Она словно не поняла. Ее рот глуповато приоткрылся, бледные губы разомкнулись, и верхняя, хорошенькая, чуть-чуть оттопырилась — нечаянно, без кокетства. Она их даже не накрасила. Он взял ее за руку, и тонкие холодные пальцы показались ему совсем детскими. Марко шагнул вперед с улыбкой, которая была почти сочувственной. Он сказал Корнуэллу:
— Не знаю, как мы будем объясняться. Вы будете переводчиком. Скажите ей, что бояться не нужно.
— Он говорит…
Но она не дослушала:
— Вам лучше пойти к папе.
Андраши сидел скорчившись в кресле перед приемником. Он оглянулся на них и махнул рукой, предлагая им сесть и подождать. Из динамика несся поток венгерских фраз — отрывистых и тревожных.
Андраши выключил радио и поднялся на ноги.

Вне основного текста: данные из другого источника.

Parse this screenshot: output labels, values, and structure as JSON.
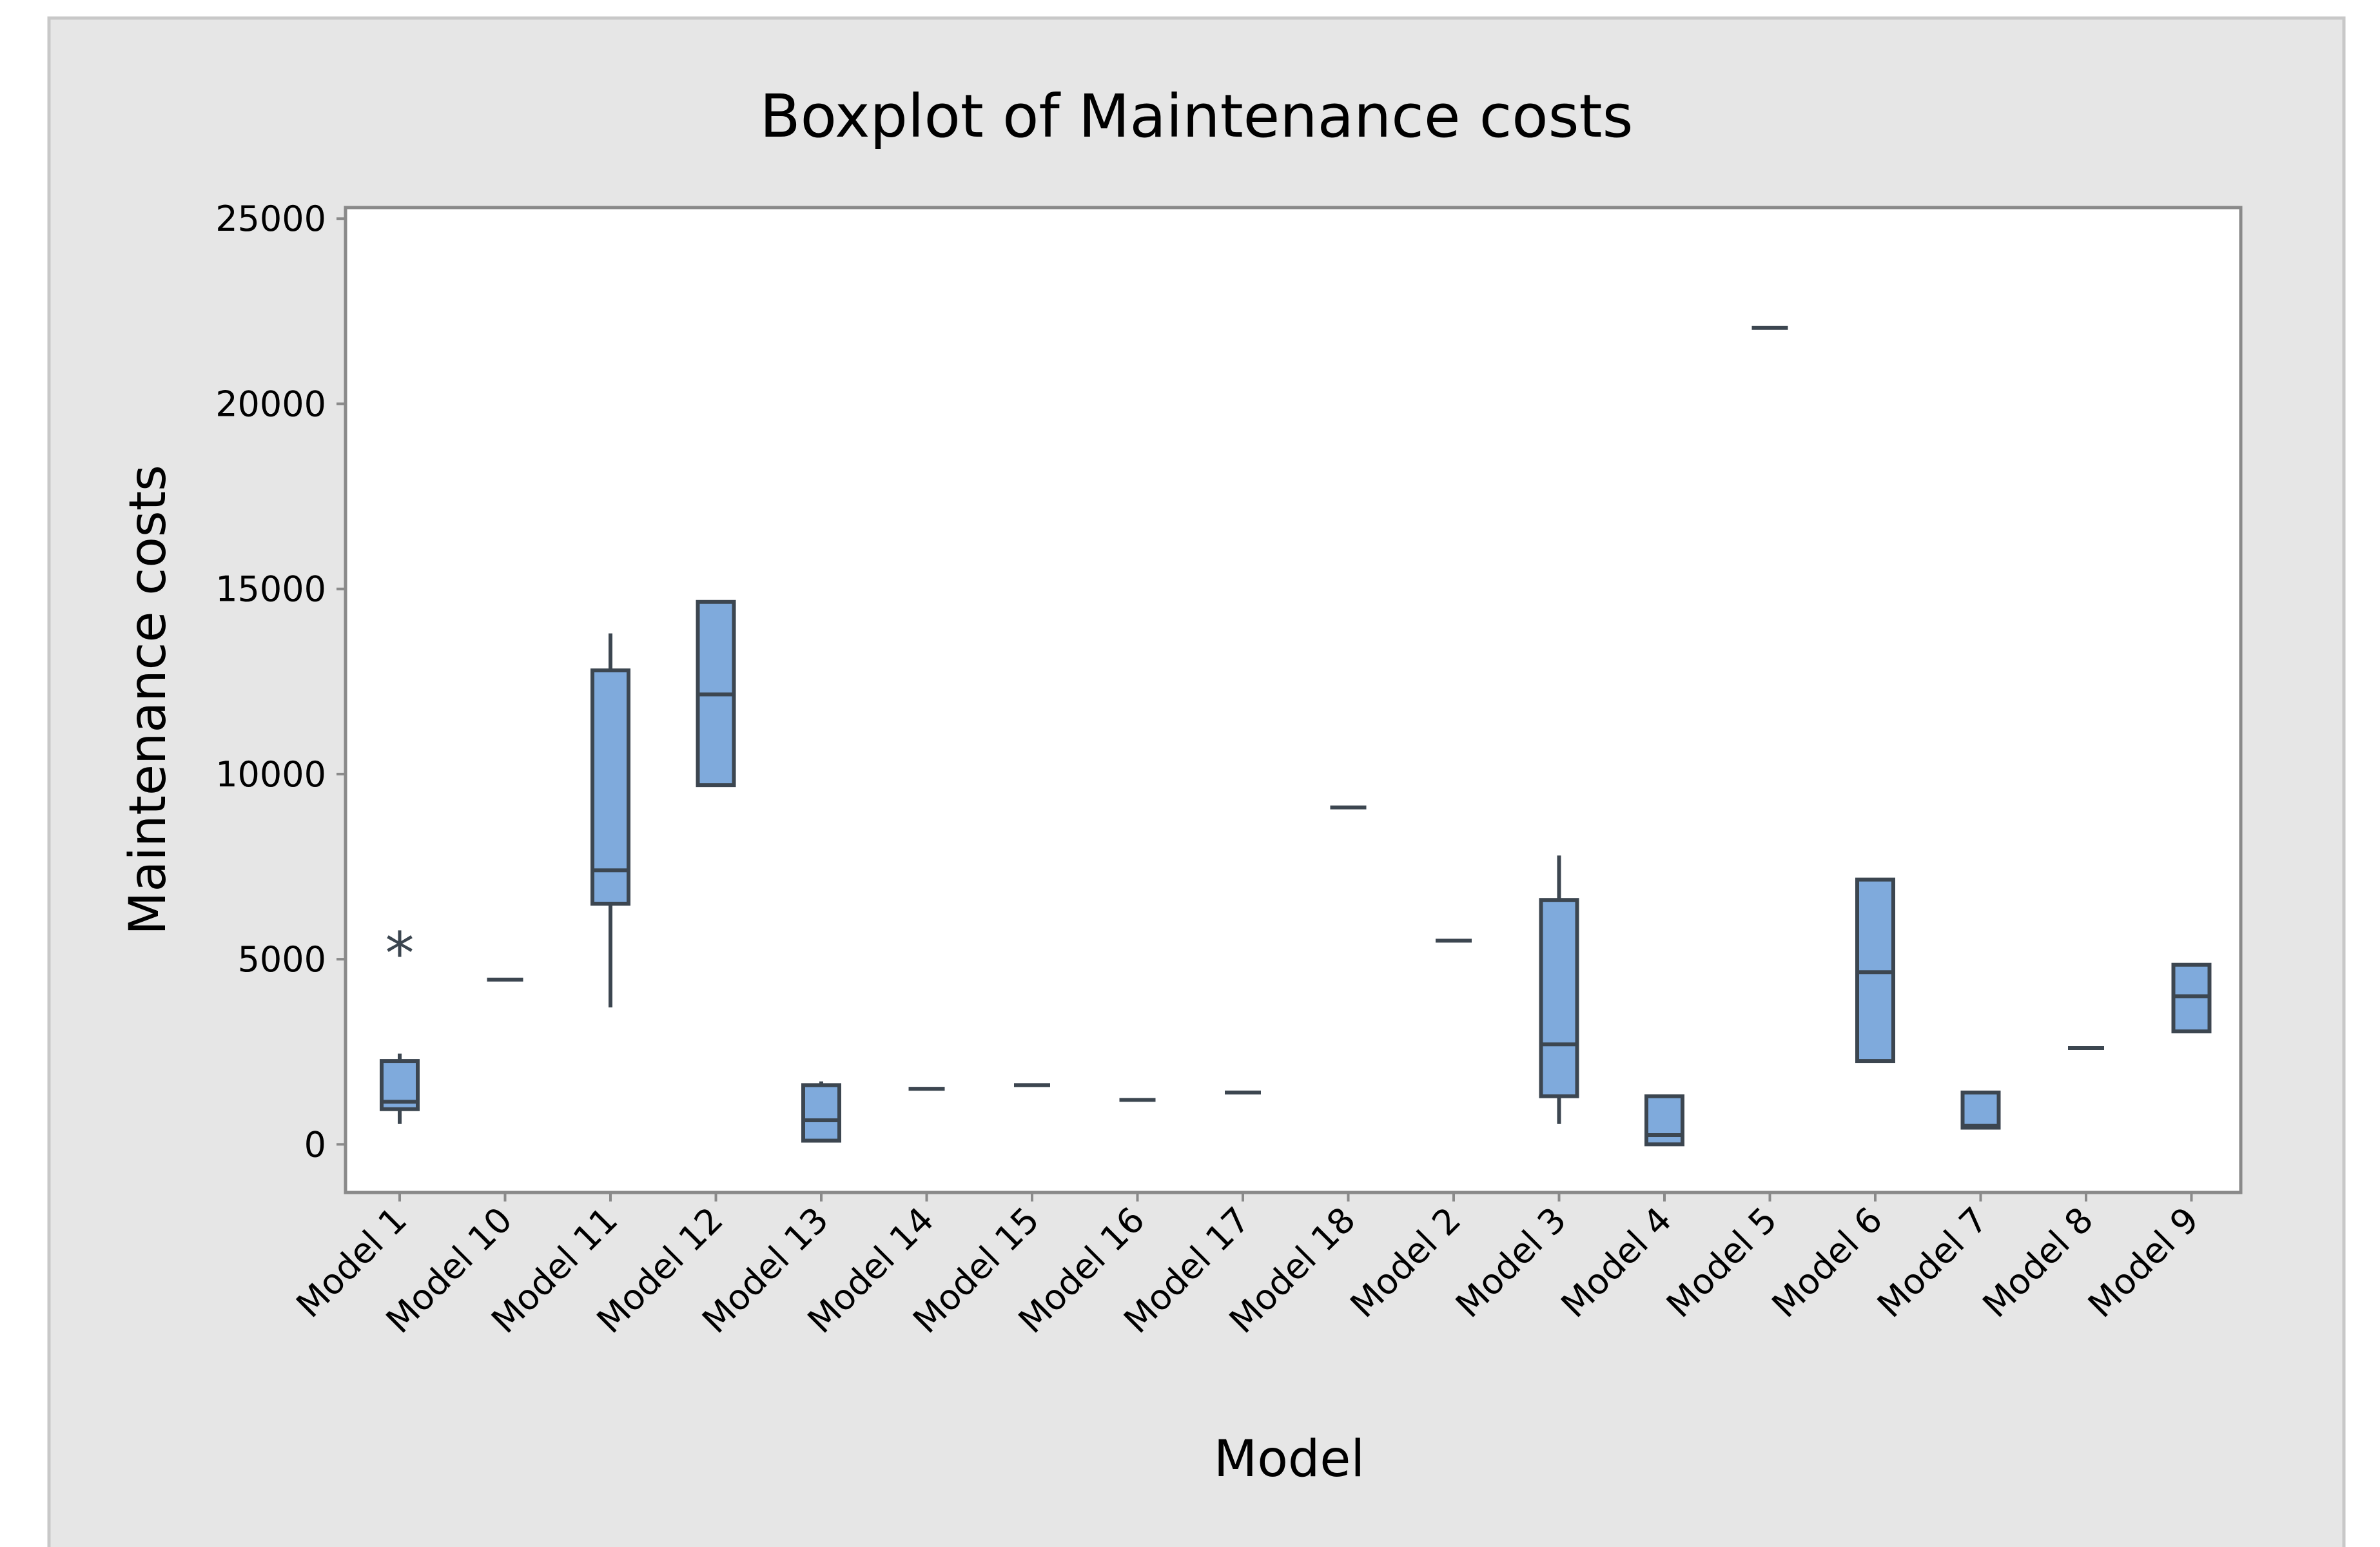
{
  "chart_data": {
    "type": "boxplot",
    "title": "Boxplot of Maintenance costs",
    "xlabel": "Model",
    "ylabel": "Maintenance costs",
    "ylim": [
      -1300,
      25300
    ],
    "yticks": [
      0,
      5000,
      10000,
      15000,
      20000,
      25000
    ],
    "yticklabels": [
      "0",
      "5000",
      "10000",
      "15000",
      "20000",
      "25000"
    ],
    "box_color": "#7faadc",
    "line_color": "#3c4650",
    "categories": [
      "Model 1",
      "Model 10",
      "Model 11",
      "Model 12",
      "Model 13",
      "Model 14",
      "Model 15",
      "Model 16",
      "Model 17",
      "Model 18",
      "Model 2",
      "Model 3",
      "Model 4",
      "Model 5",
      "Model 6",
      "Model 7",
      "Model 8",
      "Model 9"
    ],
    "boxes": [
      {
        "whislo": 550,
        "q1": 950,
        "med": 1150,
        "q3": 2250,
        "whishi": 2450,
        "outliers": [
          5200
        ]
      },
      {
        "whislo": 4450,
        "q1": 4450,
        "med": 4450,
        "q3": 4450,
        "whishi": 4450,
        "outliers": []
      },
      {
        "whislo": 3700,
        "q1": 6500,
        "med": 7400,
        "q3": 12800,
        "whishi": 13800,
        "outliers": []
      },
      {
        "whislo": 9700,
        "q1": 9700,
        "med": 12150,
        "q3": 14650,
        "whishi": 14650,
        "outliers": []
      },
      {
        "whislo": 100,
        "q1": 100,
        "med": 650,
        "q3": 1600,
        "whishi": 1700,
        "outliers": []
      },
      {
        "whislo": 1500,
        "q1": 1500,
        "med": 1500,
        "q3": 1500,
        "whishi": 1500,
        "outliers": []
      },
      {
        "whislo": 1600,
        "q1": 1600,
        "med": 1600,
        "q3": 1600,
        "whishi": 1600,
        "outliers": []
      },
      {
        "whislo": 1200,
        "q1": 1200,
        "med": 1200,
        "q3": 1200,
        "whishi": 1200,
        "outliers": []
      },
      {
        "whislo": 1400,
        "q1": 1400,
        "med": 1400,
        "q3": 1400,
        "whishi": 1400,
        "outliers": []
      },
      {
        "whislo": 9100,
        "q1": 9100,
        "med": 9100,
        "q3": 9100,
        "whishi": 9100,
        "outliers": []
      },
      {
        "whislo": 5500,
        "q1": 5500,
        "med": 5500,
        "q3": 5500,
        "whishi": 5500,
        "outliers": []
      },
      {
        "whislo": 550,
        "q1": 1300,
        "med": 2700,
        "q3": 6600,
        "whishi": 7800,
        "outliers": []
      },
      {
        "whislo": 0,
        "q1": 0,
        "med": 250,
        "q3": 1300,
        "whishi": 1300,
        "outliers": []
      },
      {
        "whislo": 22050,
        "q1": 22050,
        "med": 22050,
        "q3": 22050,
        "whishi": 22050,
        "outliers": []
      },
      {
        "whislo": 2250,
        "q1": 2250,
        "med": 4650,
        "q3": 7150,
        "whishi": 7150,
        "outliers": []
      },
      {
        "whislo": 450,
        "q1": 450,
        "med": 500,
        "q3": 1400,
        "whishi": 1400,
        "outliers": []
      },
      {
        "whislo": 2600,
        "q1": 2600,
        "med": 2600,
        "q3": 2600,
        "whishi": 2600,
        "outliers": []
      },
      {
        "whislo": 3050,
        "q1": 3050,
        "med": 4000,
        "q3": 4850,
        "whishi": 4850,
        "outliers": []
      }
    ]
  }
}
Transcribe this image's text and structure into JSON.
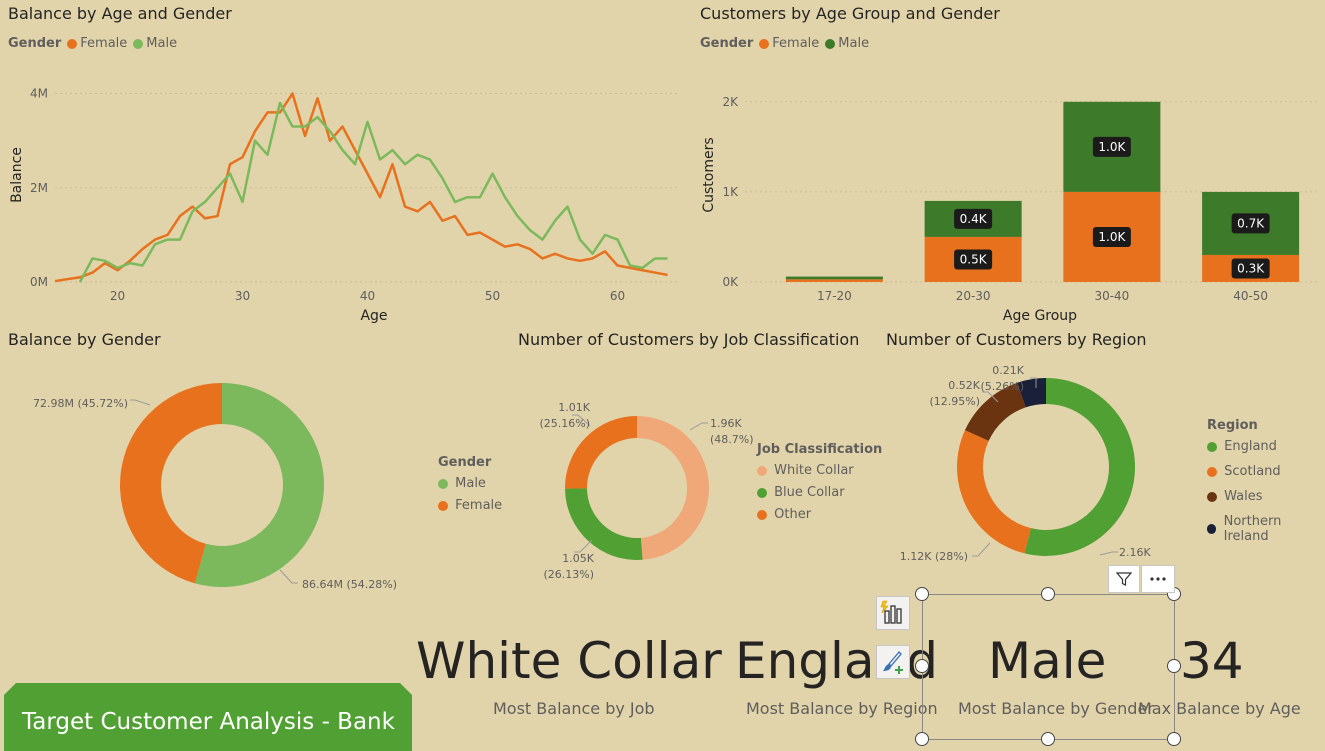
{
  "line_chart": {
    "title": "Balance by Age and Gender",
    "legend_title": "Gender",
    "legend": [
      {
        "label": "Female",
        "color": "#e8711e"
      },
      {
        "label": "Male",
        "color": "#7cb95c"
      }
    ],
    "xlabel": "Age",
    "ylabel": "Balance",
    "xticks": [
      "20",
      "30",
      "40",
      "50",
      "60"
    ],
    "yticks": [
      "0M",
      "2M",
      "4M"
    ]
  },
  "bar_chart": {
    "title": "Customers by Age Group and Gender",
    "legend_title": "Gender",
    "legend": [
      {
        "label": "Female",
        "color": "#e8711e"
      },
      {
        "label": "Male",
        "color": "#3d7a2a"
      }
    ],
    "xlabel": "Age Group",
    "ylabel": "Customers",
    "yticks": [
      "0K",
      "1K",
      "2K"
    ]
  },
  "donut_gender": {
    "title": "Balance by Gender",
    "legend_title": "Gender",
    "legend": [
      {
        "label": "Male",
        "color": "#7cb95c"
      },
      {
        "label": "Female",
        "color": "#e8711e"
      }
    ],
    "labels": [
      "86.64M (54.28%)",
      "72.98M (45.72%)"
    ]
  },
  "donut_job": {
    "title": "Number of Customers by Job Classification",
    "legend_title": "Job Classification",
    "legend": [
      {
        "label": "White Collar",
        "color": "#f0a878"
      },
      {
        "label": "Blue Collar",
        "color": "#51a033"
      },
      {
        "label": "Other",
        "color": "#e8711e"
      }
    ],
    "labels": {
      "white_1": "1.96K",
      "white_2": "(48.7%)",
      "blue_1": "1.05K",
      "blue_2": "(26.13%)",
      "other_1": "1.01K",
      "other_2": "(25.16%)"
    }
  },
  "donut_region": {
    "title": "Number of Customers by Region",
    "legend_title": "Region",
    "legend": [
      {
        "label": "England",
        "color": "#51a033"
      },
      {
        "label": "Scotland",
        "color": "#e8711e"
      },
      {
        "label": "Wales",
        "color": "#6b3410"
      },
      {
        "label": "Northern Ireland",
        "color": "#1a1f3a"
      }
    ],
    "labels": {
      "eng": "2.16K",
      "sco": "1.12K (28%)",
      "wal_1": "0.52K",
      "wal_2": "(12.95%)",
      "ni_1": "0.21K",
      "ni_2": "(5.26%)"
    }
  },
  "kpis": [
    {
      "value": "White Collar",
      "label": "Most Balance by Job"
    },
    {
      "value": "England",
      "label": "Most Balance by Region"
    },
    {
      "value": "Male",
      "label": "Most Balance by Gender"
    },
    {
      "value": "34",
      "label": "Max Balance by Age"
    }
  ],
  "banner": {
    "text": "Target Customer Analysis - Bank"
  },
  "colors": {
    "background": "#e1d4aa",
    "female": "#e8711e",
    "male_light": "#7cb95c",
    "male_dark": "#3d7a2a",
    "banner": "#51a033"
  },
  "icons": [
    "filter-icon",
    "more-options-icon",
    "analytics-icon",
    "format-brush-icon"
  ],
  "chart_data": [
    {
      "type": "line",
      "title": "Balance by Age and Gender",
      "xlabel": "Age",
      "ylabel": "Balance",
      "xlim": [
        15,
        65
      ],
      "ylim": [
        0,
        4500000
      ],
      "series": [
        {
          "name": "Female",
          "color": "#e8711e",
          "x": [
            15,
            17,
            18,
            19,
            20,
            21,
            22,
            23,
            24,
            25,
            26,
            27,
            28,
            29,
            30,
            31,
            32,
            33,
            34,
            35,
            36,
            37,
            38,
            39,
            40,
            41,
            42,
            43,
            44,
            45,
            46,
            47,
            48,
            49,
            50,
            51,
            52,
            53,
            54,
            55,
            56,
            57,
            58,
            59,
            60,
            61,
            62,
            63,
            64
          ],
          "y": [
            20000,
            100000,
            200000,
            400000,
            250000,
            450000,
            700000,
            900000,
            1000000,
            1400000,
            1600000,
            1350000,
            1400000,
            2500000,
            2650000,
            3200000,
            3600000,
            3600000,
            4000000,
            3100000,
            3900000,
            3000000,
            3300000,
            2800000,
            2300000,
            1800000,
            2500000,
            1600000,
            1500000,
            1700000,
            1300000,
            1400000,
            1000000,
            1050000,
            900000,
            750000,
            800000,
            700000,
            500000,
            600000,
            500000,
            450000,
            500000,
            650000,
            350000,
            300000,
            250000,
            200000,
            150000
          ]
        },
        {
          "name": "Male",
          "color": "#7cb95c",
          "x": [
            17,
            18,
            19,
            20,
            21,
            22,
            23,
            24,
            25,
            26,
            27,
            28,
            29,
            30,
            31,
            32,
            33,
            34,
            35,
            36,
            37,
            38,
            39,
            40,
            41,
            42,
            43,
            44,
            45,
            46,
            47,
            48,
            49,
            50,
            51,
            52,
            53,
            54,
            55,
            56,
            57,
            58,
            59,
            60,
            61,
            62,
            63,
            64
          ],
          "y": [
            0,
            500000,
            450000,
            300000,
            400000,
            350000,
            800000,
            900000,
            900000,
            1500000,
            1700000,
            2000000,
            2300000,
            1700000,
            3000000,
            2700000,
            3800000,
            3300000,
            3300000,
            3500000,
            3200000,
            2800000,
            2500000,
            3400000,
            2600000,
            2800000,
            2500000,
            2700000,
            2600000,
            2200000,
            1700000,
            1800000,
            1800000,
            2300000,
            1800000,
            1400000,
            1100000,
            900000,
            1300000,
            1600000,
            900000,
            600000,
            1000000,
            900000,
            350000,
            300000,
            500000,
            500000
          ]
        }
      ]
    },
    {
      "type": "bar",
      "title": "Customers by Age Group and Gender",
      "xlabel": "Age Group",
      "ylabel": "Customers",
      "categories": [
        "17-20",
        "20-30",
        "30-40",
        "40-50"
      ],
      "ylim": [
        0,
        2000
      ],
      "series": [
        {
          "name": "Female",
          "color": "#e8711e",
          "values": [
            30,
            500,
            1000,
            300
          ],
          "labels": [
            "",
            "0.5K",
            "1.0K",
            "0.3K"
          ]
        },
        {
          "name": "Male",
          "color": "#3d7a2a",
          "values": [
            30,
            400,
            1000,
            700
          ],
          "labels": [
            "",
            "0.4K",
            "1.0K",
            "0.7K"
          ]
        }
      ]
    },
    {
      "type": "pie",
      "title": "Balance by Gender",
      "categories": [
        "Male",
        "Female"
      ],
      "values": [
        86.64,
        72.98
      ],
      "colors": [
        "#7cb95c",
        "#e8711e"
      ]
    },
    {
      "type": "pie",
      "title": "Number of Customers by Job Classification",
      "categories": [
        "White Collar",
        "Blue Collar",
        "Other"
      ],
      "values": [
        1.96,
        1.05,
        1.01
      ],
      "colors": [
        "#f0a878",
        "#51a033",
        "#e8711e"
      ]
    },
    {
      "type": "pie",
      "title": "Number of Customers by Region",
      "categories": [
        "England",
        "Scotland",
        "Wales",
        "Northern Ireland"
      ],
      "values": [
        2.16,
        1.12,
        0.52,
        0.21
      ],
      "colors": [
        "#51a033",
        "#e8711e",
        "#6b3410",
        "#1a1f3a"
      ]
    }
  ]
}
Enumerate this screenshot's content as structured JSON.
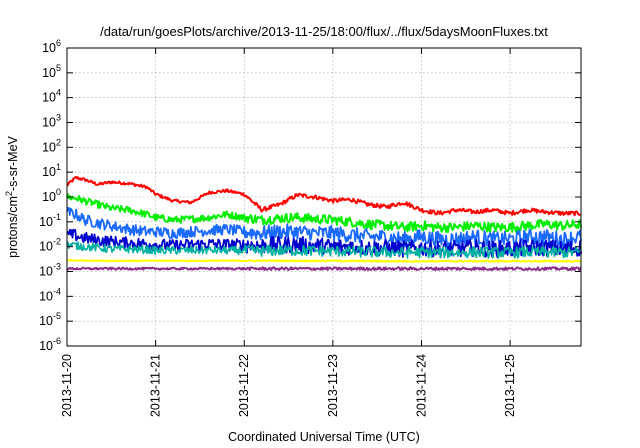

Руперт сказал:
— Мы пришли проститься.
Но как и Марта у двери, Андраши словно не расслышал. Его лицо было непривычно напряженным. Он выпрямился и сказал:
— Вы, конечно, знали, что это должно произойти? И вываживали меня, как рыбу на крючке? Ловко сделано, господа.
Каким-то образом Андраши по обыкновению сумел перевести ситуацию в сугубо личный план.
— Вы говорите о прорыве на Восточном фронте? Но мы даже…
— Нет! — взвизгнул Андраши. — К этому мы были готовы. Наши эмиссары уже получили все инструкции. Мы были готовы предложить немедленный мир и всемерно способствовать переброске войск через страну при условии невмешательства в наши внутренние дела. Я говорю о… — Он осекся и уставился на них с крайним недоверием. — Неужели вы хотите убедить меня, что вы действительно ничего не знали? Господа, ваша шутка заходит слишком далеко!
Руперт ощутил привычное усталое раздражение. Почему-то Андраши был просто неспособен воспринимать факты, реальные факты. Он сказал резко:
— Я не понимаю, о чем вы говорите.
Андраши с видимым усилием попытался взять себя в руки и продолжал уже спокойнее:
— Неужели же… — Он помолчал. — Вы даете слово? Слово джентльмена?
Руперт раздраженно пожал плечами, и Андраши снова опустился в кресло, молча скрестив руки на груди. Марко спросил:
— Он нездоров?
— Кажется, что-то произошло,
— О да, произошло, друзья мои. — Как ни удивительно, Андраши перешел на сербский язык, родной язык Марко, произнося слова с запинкой, но достаточно внятно, а его посеревшие щеки подергивались от терпеливой презрительной усмешки. Он протянул руку и постучал по приемнику, словно собираясь что-то сказать, передумал, подергал себя за лацканы пиджака и снова встал.